The Mountain-Floras of the Pacific Islands.
In the Hawaiian Islands there are at least 37 or 38 genera, making up about 19 or 20 per cent. of those belonging to this era, that may be designated mountain genera, nearly all of them being characterised as appertaining exclusively or in the main to temperate regions, or as frequenting mountain-tops in tropical latitudes. In Tahiti there are only 7 or 8 of such genera, about 4 per cent. of the total for the era. In Fiji, excluding the Conifers, there are only 4 or 5, or not 2 per cent. of the whole. In Samoa, which may be included in the Fijian area, there are 3, or about 2 per cent. of the total. These are results which we might have expected from the varying altitudes of these groups, as described in [Chapter XIX.]
Few things give more pleasure to the botanist than his recognition in some remote locality of plants long familiar to him in other regions. This will often be his lot on the mountain summits of Hawaii. If he has been a mountain-climber in many countries, he will there notice again the genera Artemisia, Geranium, Plantago, Ranunculus, Rubus, Sanicula, Vaccinium, and others that he has met perhaps either in the Rocky Mountains or in the Andes or in Equatorial Africa or in the Himalayas. If fresh from Chile he will find on these heights the familiar Gunnera and the Chilian Strawberry (Fragaria chilensis). If he has been in New Zealand and in the islands of the Southern Ocean he will find old friends in the genera Acæna and Coprosma. He may handle once again plants like Nertera depressa, that he gathered on Tristan da Cunha; and on the boggy summits of some of the mountains he will find the ubiquitous Sun-dew (Drosera longifolia).
Within the limited area occupied by the peaks of Tahiti he will find genera like Astelia and Coprosma that are at home in New Zealand or in Antarctic America, and may even find, as in the cases of Coriaria ruscifolia and Nertera depressa, the identical species that are at home in those distant regions. Even on the summit of Rarotonga he will gather a species of Vaccinium. In Fiji, here and there on some isolated mountain-top he may come upon a remnant of this Antarctic flora, such as a solitary species of Coprosma or Lagenophora, that will carry him back for a moment to high southern latitudes; and in the highlands of Savaii, in the neighbouring Samoan Group, he will find again Nertera depressa and a species of Vaccinium. But that which will interest him most in Fiji will be the tall conifers of the genera Dammara, Podocarpus, and Dacrydium, which will bring to him memories perhaps of New Zealand and southern Chile, of South Africa, and of the mountain-woods of Java and of Southern Japan.

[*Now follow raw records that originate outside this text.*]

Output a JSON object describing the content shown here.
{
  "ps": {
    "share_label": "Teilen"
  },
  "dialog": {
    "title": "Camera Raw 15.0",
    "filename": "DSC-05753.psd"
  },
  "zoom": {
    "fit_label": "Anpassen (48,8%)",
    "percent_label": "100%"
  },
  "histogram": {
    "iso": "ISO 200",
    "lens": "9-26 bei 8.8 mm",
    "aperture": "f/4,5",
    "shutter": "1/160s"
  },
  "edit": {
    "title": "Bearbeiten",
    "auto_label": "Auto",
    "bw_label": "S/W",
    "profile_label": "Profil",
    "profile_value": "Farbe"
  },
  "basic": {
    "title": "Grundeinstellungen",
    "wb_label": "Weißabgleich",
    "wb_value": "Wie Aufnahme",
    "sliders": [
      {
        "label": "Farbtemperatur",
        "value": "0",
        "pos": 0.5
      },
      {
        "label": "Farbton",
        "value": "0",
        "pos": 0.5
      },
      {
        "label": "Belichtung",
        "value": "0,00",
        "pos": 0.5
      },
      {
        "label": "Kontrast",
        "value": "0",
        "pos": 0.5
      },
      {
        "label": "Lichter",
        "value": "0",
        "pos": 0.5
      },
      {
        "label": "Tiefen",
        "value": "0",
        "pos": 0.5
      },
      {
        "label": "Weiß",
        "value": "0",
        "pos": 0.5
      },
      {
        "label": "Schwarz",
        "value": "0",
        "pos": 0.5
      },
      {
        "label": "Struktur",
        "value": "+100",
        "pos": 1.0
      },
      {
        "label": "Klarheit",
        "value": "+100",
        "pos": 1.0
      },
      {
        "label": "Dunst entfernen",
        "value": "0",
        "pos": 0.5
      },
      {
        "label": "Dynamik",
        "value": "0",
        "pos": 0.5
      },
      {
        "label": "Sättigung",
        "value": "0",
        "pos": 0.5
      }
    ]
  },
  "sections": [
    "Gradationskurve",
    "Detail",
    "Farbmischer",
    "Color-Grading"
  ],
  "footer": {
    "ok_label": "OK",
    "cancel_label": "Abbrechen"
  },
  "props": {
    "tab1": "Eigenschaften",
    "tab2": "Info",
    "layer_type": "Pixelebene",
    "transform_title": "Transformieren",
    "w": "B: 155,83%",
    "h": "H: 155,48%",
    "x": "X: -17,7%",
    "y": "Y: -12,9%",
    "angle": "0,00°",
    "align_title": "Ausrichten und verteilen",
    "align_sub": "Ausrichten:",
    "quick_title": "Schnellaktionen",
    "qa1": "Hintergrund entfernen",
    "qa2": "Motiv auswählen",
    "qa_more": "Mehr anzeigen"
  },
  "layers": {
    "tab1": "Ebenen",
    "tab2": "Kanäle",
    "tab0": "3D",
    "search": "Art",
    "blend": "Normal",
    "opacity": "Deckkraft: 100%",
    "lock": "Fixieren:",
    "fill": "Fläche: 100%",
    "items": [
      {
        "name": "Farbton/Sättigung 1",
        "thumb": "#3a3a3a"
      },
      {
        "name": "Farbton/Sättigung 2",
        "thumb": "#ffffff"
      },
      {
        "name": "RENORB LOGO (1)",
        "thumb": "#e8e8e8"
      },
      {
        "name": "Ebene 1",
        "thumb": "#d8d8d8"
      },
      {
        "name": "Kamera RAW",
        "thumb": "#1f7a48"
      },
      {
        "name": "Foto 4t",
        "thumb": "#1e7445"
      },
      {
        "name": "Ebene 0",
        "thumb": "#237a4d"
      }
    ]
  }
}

Yet the influence of isolation has been at work amongst the mountain-plants of all these groups. The agencies that have dispersed over the tropical Pacific plants from the cold latitudes of the southern hemisphere, and those that have borne the seeds of Plantago, Sanicula, and Vaccinium from mountain-top to mountain-top, even though it be to a peak in mid-ocean, are to a great extent inactive now.